Listening to the clues about what’s working well: writing

Posted: - Modified: | life, writing

I write down things I’m puzzling out, and I write down hints of things I might be good at. It’s useful to do both. Writing about my challenges helps me understand them better, and I often hear from people who identify with me, learn from me, and even share their own tips. Writing about my little successes seems a little more self-serving and egotistic, but it helps me pay attention to clues life gives me, celebrate the small stuff, and remember the good things. I’m looking for ways to make the most of this five-year experiment, so I’m on the lookout for strengths that I can build on.

At the last Visual Thinkers Toronto meetup, someone told me that how I share on my blog is working. People in the Emacs IRC channel tell me that they enjoy reading my posts. I often find myself sending people links to posts, sometimes posts that are years old.

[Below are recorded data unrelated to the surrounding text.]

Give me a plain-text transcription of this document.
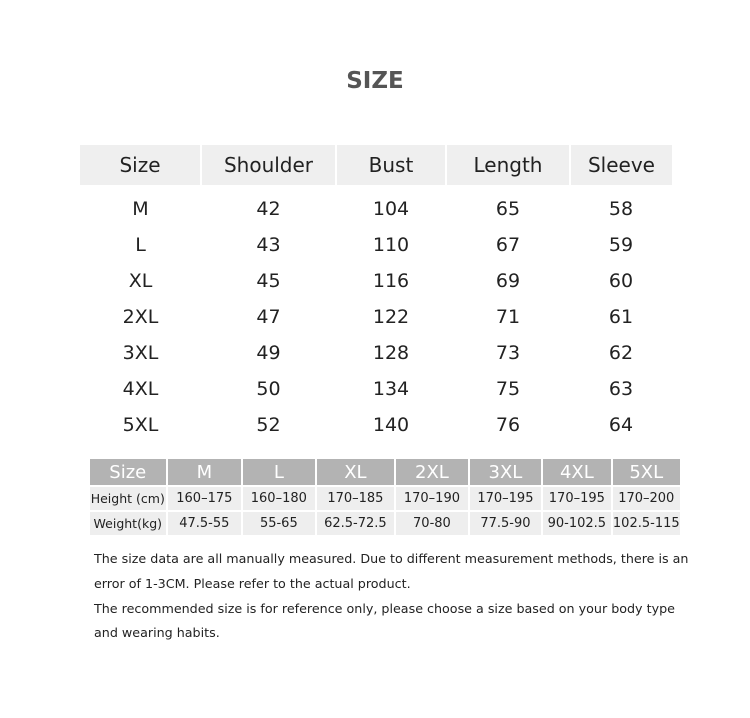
SIZE
Size	Shoulder	Bust	Length	Sleeve
M	42	104	65	58
L	43	110	67	59
XL	45	116	69	60
2XL	47	122	71	61
3XL	49	128	73	62
4XL	50	134	75	63
5XL	52	140	76	64
Size	M	L	XL	2XL	3XL	4XL	5XL
Height (cm)	160–175	160–180	170–185	170–190	170–195	170–195	170–200
Weight(kg)	47.5-55	55-65	62.5-72.5	70-80	77.5-90	90-102.5	102.5-115

The size data are all manually measured. Due to different measurement methods, there is an error of 1-3CM. Please refer to the actual product.

The recommended size is for reference only, please choose a size based on your body type and wearing habits.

So this writing thing… Hmm. Might be something there. What are some of the things I do in a way that might be different from others? If I can name those characteristics, I can then improve or at least retain them. =)

  • I write a lot. People boggle at this because they struggle to write once a week or even once a month. I write a lot because it’s my default way of thinking. There are a few things I think about privately, in sketchbooks and in text files on my computer. I share as much as I can on the Internet, though. It makes sense to do so – I can help other people along the way, and it’s easier for me to remember something if I can either Google it or ask someone to help me remember what I called it.
  • I write with happiness and enthusiasm. I’m naturally happy, I guess (happiness set point and all), and I consciously develop my ability to be happy. Not necessarily bouncing-up-and-down happy, more like… at peace with life. Besides, I have a pretty awesome life, so it’s easy to be happy about it. =)
  • I follow my curiosity. Can Emacs do …? How do I …? There’s no end to the questions I can ask, and therefore no end to the things I can learn and write about. It’s a privilege to have the space to be curious about things, so I try to justify that privilege by sharing as much as I can.
  • I’m good at analysis. I enjoy picking my thoughts and feelings apart in order to explain them. I like reading and I’m growing to enjoy listening to people, and that’s how I learn to recognize patterns and name them. I’m not super-awesome at it – lots of cognitive biases to work around! – but there’s hope for me yet. =)
  • What if I could get even better at this? What would better look like, if I built this up over decades?

Imagining the future:

Writing gives me an excuse to be curious. I write about useful and interesting topics in a positive, straightforward, well-reasoned, and creative way.

On occasion, I sit down and develop a topic much further, taking a comprehensive look at something instead of the scattershot approach of spur-of-the-moment blog posts. I review and summarize things I write about a lot, compiling them into blog posts and books.

Lots of conversations grow out of my writing, and my writing grows out of conversations. It’s an excellent way to hack around introversion, because people talk to me.

Even tough situations in life – deaths and other inevitable losses – become fodder for writing, as I try to understand and grow.

Because I write a lot, people can filter the topics to focus on what they’re most interested in, but still stumble across my other interests from time to time. I remember how to find things and can send people links quickly. I maintain an index to help people find things again, and I periodically browse random posts to jog my memory.

I keep my life simple so that I have the freedom to write about what interests me (no corporate shush policy) and to spend time pursuing what makes me curious. It might not be a glamorous life, but it’s a fun one. I save people time and open up new possibilities. I constrain my lifestyle to my budget, so people’s purchases or donations are icing on the cake – money that I use to learn even more, to connect with more people, to experiment with other ideas and tools, and to make strategic differences in other people’s lives. That way, I can always be surprised and happy when people give me some of their time (both in terms of attention and in terms of money, because money is time after all).

I manage to escape the nastiness that the Internet can sometimes have, or I survive it.

I live an awesome and well-documented life, and I make it easier for thousands of people to build on what I’m learning.

People want to avoid boasting, so it’s easy to downplay ourselves and brush off people who are giving us clues about what we might be good at. Knowing that tendency in myself, I’m learning to say “Thank you!” and examine these things with the same curiosity I want to bring to the rest of life. I ask the universe, “Why is that? And how wonderful can it be?” I can also ask myself.